Ask me how gleeful I am that the baseball players may go out on strike August 30th. Just ask me.
As far as I can see, players and management both have managed to alienate even hardcore baseball fans with their constant demands and bickering back and forth for more money, fancier facilities (on the taxpayer dime), and, oh, yeah, more money.
As far as I’m concerned, it’s just an opportunity for more TV I’m likely to watch.
Watched “Field of Dreams” yesterday. Sighed heavily over the loss of that feel for baseball. When Joe says that he’d have played for free, I moaned and closed my eyes for the loss.
As a Montrealer and erstwhile baseball fan, I’m looking forward to another baseball work stoppage. I’m tired of team owners trying to hold municipalities and governments hostage in order to extort the bigger stadiums needed to finance player salaries (though I don’t blame the players for those–the owners are dumb enough to pay them those sums).
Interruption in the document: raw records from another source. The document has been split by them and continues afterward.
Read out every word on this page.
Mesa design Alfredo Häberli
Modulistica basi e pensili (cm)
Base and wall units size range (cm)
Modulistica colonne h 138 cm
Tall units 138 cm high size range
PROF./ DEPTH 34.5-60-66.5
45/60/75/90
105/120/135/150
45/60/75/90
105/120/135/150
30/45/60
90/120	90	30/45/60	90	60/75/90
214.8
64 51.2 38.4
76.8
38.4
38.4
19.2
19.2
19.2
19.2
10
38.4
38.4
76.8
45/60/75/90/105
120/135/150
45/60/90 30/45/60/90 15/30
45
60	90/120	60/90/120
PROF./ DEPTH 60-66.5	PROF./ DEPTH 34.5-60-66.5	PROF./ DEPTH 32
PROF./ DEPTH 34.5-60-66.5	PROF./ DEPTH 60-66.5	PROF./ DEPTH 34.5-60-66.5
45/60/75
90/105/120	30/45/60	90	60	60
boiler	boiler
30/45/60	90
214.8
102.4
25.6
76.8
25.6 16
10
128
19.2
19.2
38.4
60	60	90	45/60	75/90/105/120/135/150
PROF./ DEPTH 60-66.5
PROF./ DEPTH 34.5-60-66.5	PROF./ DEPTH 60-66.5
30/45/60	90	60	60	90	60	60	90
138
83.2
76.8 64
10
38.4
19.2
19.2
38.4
Sports economics, from baseball in the US to football in Europe, seems to me a shell game of debts and future payments that will collapse as surely as Enron, Worldcom, and the South Seas Bubble.
One can but hope.
On the other hand, while I can certainly blame the players for their greed (I know I couldn’t look my boss in the face and seriously demand a multi-million dollar salary), and the management for their greed (as noted above), ultimately the blame has to fall on people still willing to (a) buy inflated tickets and (b) pass bond issues to build new stadiums. As long as the public is willing to go along with that, they’re funding the greed up the food chain.